Die Vervollkommnung der Seele heißt „Insan-ı Kâmil“. Aleviten glauben, dass ein Mensch sie erreichen kann, wenn er stets daran arbeitet, Konflikte und Probleme aus der Welt zu schaffen und mit den Mitmenschen einvernehmlich zu leben. Seine wichtigste Aufgabe ist es, Gefühle wie Egoismus, Habgier und Geiz zu überwinden. Das kann am besten gelingen, wenn die Seele in einem gesunden Körper und in einer fröhlichen und liebevollen Familie und Umgebung lebt, in der sich alle respektvoll umeinander kümmern.

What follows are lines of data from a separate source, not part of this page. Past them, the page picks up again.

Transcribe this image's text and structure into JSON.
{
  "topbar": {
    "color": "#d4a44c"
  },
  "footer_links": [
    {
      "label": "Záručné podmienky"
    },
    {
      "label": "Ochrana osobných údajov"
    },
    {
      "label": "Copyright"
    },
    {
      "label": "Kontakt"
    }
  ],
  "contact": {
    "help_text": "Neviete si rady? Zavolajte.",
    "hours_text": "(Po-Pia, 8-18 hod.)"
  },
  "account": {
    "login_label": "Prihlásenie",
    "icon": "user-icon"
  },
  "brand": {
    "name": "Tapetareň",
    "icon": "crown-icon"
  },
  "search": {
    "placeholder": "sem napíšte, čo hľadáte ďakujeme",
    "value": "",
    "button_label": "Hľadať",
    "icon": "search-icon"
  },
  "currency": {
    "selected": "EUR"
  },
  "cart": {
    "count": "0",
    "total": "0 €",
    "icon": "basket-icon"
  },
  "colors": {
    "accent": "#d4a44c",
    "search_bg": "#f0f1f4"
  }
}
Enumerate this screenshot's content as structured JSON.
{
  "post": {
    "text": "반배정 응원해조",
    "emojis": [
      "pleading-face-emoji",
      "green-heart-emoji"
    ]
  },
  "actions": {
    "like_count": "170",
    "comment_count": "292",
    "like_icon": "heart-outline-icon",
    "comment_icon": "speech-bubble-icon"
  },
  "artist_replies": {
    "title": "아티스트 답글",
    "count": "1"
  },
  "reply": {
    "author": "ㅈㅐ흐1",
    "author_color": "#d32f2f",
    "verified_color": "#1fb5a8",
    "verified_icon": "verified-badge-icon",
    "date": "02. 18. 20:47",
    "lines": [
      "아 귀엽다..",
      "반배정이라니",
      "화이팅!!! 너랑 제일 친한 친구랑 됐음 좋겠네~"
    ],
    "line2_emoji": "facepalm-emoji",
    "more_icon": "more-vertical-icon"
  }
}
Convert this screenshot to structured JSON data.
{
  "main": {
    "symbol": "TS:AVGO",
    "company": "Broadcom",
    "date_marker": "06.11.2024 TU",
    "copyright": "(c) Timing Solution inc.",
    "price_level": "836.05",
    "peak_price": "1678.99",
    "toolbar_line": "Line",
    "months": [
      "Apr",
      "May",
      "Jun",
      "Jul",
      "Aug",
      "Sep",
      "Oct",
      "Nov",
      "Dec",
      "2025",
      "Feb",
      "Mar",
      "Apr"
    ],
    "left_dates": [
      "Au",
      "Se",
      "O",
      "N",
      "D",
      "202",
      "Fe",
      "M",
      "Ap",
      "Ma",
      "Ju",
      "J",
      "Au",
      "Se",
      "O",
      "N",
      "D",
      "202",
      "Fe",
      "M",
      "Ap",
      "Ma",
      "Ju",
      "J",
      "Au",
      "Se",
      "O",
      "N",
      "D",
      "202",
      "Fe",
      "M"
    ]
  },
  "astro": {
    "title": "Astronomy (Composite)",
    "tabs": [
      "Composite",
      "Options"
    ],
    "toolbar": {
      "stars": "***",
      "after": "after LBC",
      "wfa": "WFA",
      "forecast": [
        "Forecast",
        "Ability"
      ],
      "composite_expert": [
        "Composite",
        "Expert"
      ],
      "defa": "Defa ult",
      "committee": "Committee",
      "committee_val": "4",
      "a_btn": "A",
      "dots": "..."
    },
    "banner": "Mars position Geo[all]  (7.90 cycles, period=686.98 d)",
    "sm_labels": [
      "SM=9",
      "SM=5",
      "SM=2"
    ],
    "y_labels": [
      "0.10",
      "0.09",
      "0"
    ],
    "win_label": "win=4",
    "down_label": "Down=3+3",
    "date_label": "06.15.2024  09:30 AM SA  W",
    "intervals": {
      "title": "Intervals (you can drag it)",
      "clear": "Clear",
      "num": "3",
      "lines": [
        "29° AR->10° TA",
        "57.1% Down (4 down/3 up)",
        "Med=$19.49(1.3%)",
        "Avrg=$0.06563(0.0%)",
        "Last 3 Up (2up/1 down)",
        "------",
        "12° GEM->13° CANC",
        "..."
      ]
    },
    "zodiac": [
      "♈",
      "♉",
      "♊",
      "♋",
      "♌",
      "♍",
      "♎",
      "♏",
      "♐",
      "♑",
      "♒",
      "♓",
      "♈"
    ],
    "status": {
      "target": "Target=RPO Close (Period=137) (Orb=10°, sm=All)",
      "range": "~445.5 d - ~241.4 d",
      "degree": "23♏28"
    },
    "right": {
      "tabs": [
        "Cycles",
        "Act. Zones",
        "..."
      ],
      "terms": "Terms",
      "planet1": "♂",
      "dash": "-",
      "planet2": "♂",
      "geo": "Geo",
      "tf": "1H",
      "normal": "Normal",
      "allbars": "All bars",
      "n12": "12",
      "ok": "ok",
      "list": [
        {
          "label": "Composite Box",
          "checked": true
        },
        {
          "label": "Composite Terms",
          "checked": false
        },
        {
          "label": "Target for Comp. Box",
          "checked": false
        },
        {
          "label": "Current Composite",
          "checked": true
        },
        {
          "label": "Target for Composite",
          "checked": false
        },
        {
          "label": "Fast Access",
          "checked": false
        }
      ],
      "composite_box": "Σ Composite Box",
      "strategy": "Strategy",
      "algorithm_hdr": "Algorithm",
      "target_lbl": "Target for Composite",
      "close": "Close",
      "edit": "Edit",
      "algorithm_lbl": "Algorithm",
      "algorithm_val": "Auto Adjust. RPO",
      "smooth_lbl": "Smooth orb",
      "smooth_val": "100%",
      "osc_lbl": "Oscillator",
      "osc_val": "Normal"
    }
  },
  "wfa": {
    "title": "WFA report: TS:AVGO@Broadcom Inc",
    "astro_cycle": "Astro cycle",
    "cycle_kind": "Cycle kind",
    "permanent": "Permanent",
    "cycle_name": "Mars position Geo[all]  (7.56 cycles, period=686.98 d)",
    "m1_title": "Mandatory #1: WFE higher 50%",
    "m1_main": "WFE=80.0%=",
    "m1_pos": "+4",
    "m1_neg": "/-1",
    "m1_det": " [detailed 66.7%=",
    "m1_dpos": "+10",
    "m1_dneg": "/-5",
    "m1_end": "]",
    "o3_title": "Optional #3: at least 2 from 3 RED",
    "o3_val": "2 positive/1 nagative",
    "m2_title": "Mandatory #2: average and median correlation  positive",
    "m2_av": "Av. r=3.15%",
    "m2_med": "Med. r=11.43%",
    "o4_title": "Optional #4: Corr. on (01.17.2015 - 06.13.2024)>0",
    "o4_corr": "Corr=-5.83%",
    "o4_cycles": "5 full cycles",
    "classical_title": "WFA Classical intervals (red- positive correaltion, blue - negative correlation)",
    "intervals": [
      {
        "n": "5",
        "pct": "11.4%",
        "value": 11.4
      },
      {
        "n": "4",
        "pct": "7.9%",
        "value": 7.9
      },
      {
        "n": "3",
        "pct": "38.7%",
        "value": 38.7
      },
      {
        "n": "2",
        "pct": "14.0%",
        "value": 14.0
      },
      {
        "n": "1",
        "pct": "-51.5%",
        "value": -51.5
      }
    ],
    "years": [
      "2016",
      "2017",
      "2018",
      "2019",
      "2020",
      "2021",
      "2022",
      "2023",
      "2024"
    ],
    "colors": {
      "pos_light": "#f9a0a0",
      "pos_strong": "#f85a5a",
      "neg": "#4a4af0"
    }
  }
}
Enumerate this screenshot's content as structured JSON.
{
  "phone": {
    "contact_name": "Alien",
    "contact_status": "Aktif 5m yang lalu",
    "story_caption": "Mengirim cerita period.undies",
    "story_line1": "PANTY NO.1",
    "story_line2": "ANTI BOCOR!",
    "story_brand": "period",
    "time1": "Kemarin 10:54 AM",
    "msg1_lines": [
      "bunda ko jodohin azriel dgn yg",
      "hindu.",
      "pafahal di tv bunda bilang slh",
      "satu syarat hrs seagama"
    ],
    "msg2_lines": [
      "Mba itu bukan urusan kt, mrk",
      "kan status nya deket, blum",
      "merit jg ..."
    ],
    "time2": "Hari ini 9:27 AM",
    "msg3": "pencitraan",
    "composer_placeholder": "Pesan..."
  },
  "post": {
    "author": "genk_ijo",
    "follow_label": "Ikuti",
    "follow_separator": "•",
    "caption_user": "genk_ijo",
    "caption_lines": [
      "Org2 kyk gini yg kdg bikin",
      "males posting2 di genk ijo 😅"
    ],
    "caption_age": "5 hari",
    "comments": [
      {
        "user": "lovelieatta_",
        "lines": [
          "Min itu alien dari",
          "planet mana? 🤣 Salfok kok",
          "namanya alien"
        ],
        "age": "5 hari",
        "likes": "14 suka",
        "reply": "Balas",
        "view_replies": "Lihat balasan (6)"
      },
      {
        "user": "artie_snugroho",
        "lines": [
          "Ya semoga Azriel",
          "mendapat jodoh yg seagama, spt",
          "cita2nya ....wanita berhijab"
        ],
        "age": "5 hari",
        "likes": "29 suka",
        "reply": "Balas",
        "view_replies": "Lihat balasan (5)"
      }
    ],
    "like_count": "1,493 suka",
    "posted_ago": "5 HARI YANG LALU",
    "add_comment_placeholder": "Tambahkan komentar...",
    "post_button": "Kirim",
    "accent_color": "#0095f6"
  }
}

Es ist daher ein Gebot der Aleviten, dafür zu sorgen, dass die Seele immer die besten Voraussetzungen vorfindet. Dazu gehört es zum Beispiel, die Natur zu schützen und dafür zu sorgen, dass gesunde Lebensmittel hergestellt werden. Jeder Mensch ist dabei selbst für sein Leben verantwortlich und wird nicht von Gottes Willen „dirigiert“.

Wenn es einer Seele gelingt, ihre Aufgaben vollkommen zu erfüllen, wird sie Teil Gottes und kehrt nie wieder auf die Erde zurück.